MADURANEWS.CO, Sampang- Sedikitnya 500 siswa Sekolah Menengah Atas (SMA) putus sekolah sepanjang tahun ajaran (TA) 2020-2021. Hal yang sama juga terjadi di Sekolah Menengah Kejuruan (SMK) dengan angka yang tidak jauh berbeda.
Kepala Cabang Dinas Pendidikan (Disdik) Jawa Timur Wilayah Sampang Ali Afandi mengatakan, saat ini angka putus sekolah di Kabupaten Sampang sangat tinggi dibandingkan tahun-tahun sebelumnya. Salah satu faktor yang menjadi penyebab tingginya putus sekolah tersebut adalah dangkalnya pemahaman wali siswa terhadap pembelajaran daring saat Pandemi Covid-19.
“Berdasarkan data yang ada ternyata dari tahun-tahun ini ada angka putus sekolah yang luar biasa. Menurut saya, angka putus sekolah yang luar biasa itu karena apa ya? Ketika saya telusuri itu satu ketika ada pembelajaran daring itu akhirnya orang tua itu anggap yang cowok itu di rumah saja tanpa belajar, kan belajarnya pakai HP itu dianggap tidak sekolah. (Akhirnya orang tuanya bilang) “Sudah cong kerja saja” diajak kerja saja. Yang putri juga demikian itu ada yang diajak kerja, ada yang nikah. (Makanya) angka putus sekolahnya meningkat itu di sana kalau di Sampang tahun 2020/2021. Jadi kendala di situ, jadi sampai saat ini masih seperti itu. Kalau untuk saat ini kita belum tahu di 2021/2022,” katanya.

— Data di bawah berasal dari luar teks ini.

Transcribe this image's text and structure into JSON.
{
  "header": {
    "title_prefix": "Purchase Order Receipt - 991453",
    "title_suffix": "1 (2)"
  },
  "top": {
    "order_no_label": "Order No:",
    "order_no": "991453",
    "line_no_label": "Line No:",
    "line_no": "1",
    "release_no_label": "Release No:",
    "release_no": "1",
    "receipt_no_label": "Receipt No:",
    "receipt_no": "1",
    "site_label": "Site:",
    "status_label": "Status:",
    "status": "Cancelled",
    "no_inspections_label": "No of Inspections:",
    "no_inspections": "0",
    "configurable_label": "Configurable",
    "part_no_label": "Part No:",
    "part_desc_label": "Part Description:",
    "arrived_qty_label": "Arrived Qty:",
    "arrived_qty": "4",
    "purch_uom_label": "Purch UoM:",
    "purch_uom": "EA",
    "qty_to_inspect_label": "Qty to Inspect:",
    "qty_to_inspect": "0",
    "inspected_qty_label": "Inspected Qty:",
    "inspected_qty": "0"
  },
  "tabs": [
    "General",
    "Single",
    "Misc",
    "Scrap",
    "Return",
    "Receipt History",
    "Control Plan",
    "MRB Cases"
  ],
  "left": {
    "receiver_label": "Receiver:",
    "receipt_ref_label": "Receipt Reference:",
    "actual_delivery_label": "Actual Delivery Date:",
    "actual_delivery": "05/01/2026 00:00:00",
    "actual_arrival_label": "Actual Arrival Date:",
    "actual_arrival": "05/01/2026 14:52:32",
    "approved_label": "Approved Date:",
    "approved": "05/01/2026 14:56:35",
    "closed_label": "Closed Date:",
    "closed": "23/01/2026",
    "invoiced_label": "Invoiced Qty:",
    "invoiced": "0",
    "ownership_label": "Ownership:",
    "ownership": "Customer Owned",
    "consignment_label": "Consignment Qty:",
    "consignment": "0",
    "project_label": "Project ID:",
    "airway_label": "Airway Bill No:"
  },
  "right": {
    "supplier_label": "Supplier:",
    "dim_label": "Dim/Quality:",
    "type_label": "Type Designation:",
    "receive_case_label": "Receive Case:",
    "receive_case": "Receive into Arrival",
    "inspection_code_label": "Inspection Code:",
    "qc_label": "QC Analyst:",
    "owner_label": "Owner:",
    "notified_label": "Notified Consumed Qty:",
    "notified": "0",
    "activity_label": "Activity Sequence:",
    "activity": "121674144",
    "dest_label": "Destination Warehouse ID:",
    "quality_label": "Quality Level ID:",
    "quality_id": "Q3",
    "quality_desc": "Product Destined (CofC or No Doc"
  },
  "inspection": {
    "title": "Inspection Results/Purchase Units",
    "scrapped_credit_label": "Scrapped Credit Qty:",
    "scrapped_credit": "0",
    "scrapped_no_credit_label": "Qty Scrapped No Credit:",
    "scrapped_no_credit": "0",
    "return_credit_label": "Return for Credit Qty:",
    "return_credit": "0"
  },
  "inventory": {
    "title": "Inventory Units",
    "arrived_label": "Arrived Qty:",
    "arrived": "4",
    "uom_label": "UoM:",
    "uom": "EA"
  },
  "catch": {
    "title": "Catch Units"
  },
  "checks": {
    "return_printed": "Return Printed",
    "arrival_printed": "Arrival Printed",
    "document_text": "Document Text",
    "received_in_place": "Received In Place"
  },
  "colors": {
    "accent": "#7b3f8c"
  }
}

Diejelaskannya, angka putus sekolah tingkat SMA mencapai 500 orang lebih. Begitupun dengan SMK, yang angkanya juga tidak jauh berbeda dengan SMA. Sedangkan untuk angka siswa yang mengulang tidak banyak seperti yang putus sekolah.
“Di SMA sekitaran lima ratusan (orang) sekarang, untuk SMK tidak beda jauh. Enggak banyak kalau mengulang, karena begini sekarang kalau penilai anak itu tergantung ke guru kan gitu. Jadi tidak banyak mengulang, tapi angka putus sekolah itu yang masih tinggi,” tambahnya.
Ke depan, Afandi berjanji akan melakukan pencatatan kembali terhadap faktor penyebab tingginya angka putus sekolah. Menurutnya, siswa yang ada di pondok pesantren adalah penyumbang angka tertinggi putus sekolah ketika Pandemi Covid-19 melanda. Dia berharap dengan telah diterapkannya pembelajaran tatap muka dapat menekan tingginya angka putus sekolah.
“Jadi, saya belum tahu tapi nanti saya juga akan melakukan pendataan ulang bagaimana angka putus sekolah itu sedemikian tinggi. Tapi berdasarkan laporan terakhir masuk ke saya dari kepala sekolah itu rata-rata seperti itu. Rata-rata mohon maaf ini karena di sini itu berbasiskan pondok ketika ada pandemi itu sama orang tuanya langsung diajak pulang,” ungkapnya.
“Ya kita berharap dengan (tahun) ajaran pembelajaran tatap muka yang sudah berjalan ini kita bisa meminimalisirkan (angka putus sekolah, red). Jadi, memang saat ini kondisinya kalau boleh dikatakan PPDB itu hampir sekolah-sekolah ini muridnya banyak beralih ke pondok. Karena orang sini, mohon maaf ini orang sini artinya orang tua itu (berprinsip) gini “nanti siapa yang mendoakan saya kalau nanti saya meninggal kalau tidak ditaruh di pondok,” tutur Afandi menjelaskan. (raf/lum)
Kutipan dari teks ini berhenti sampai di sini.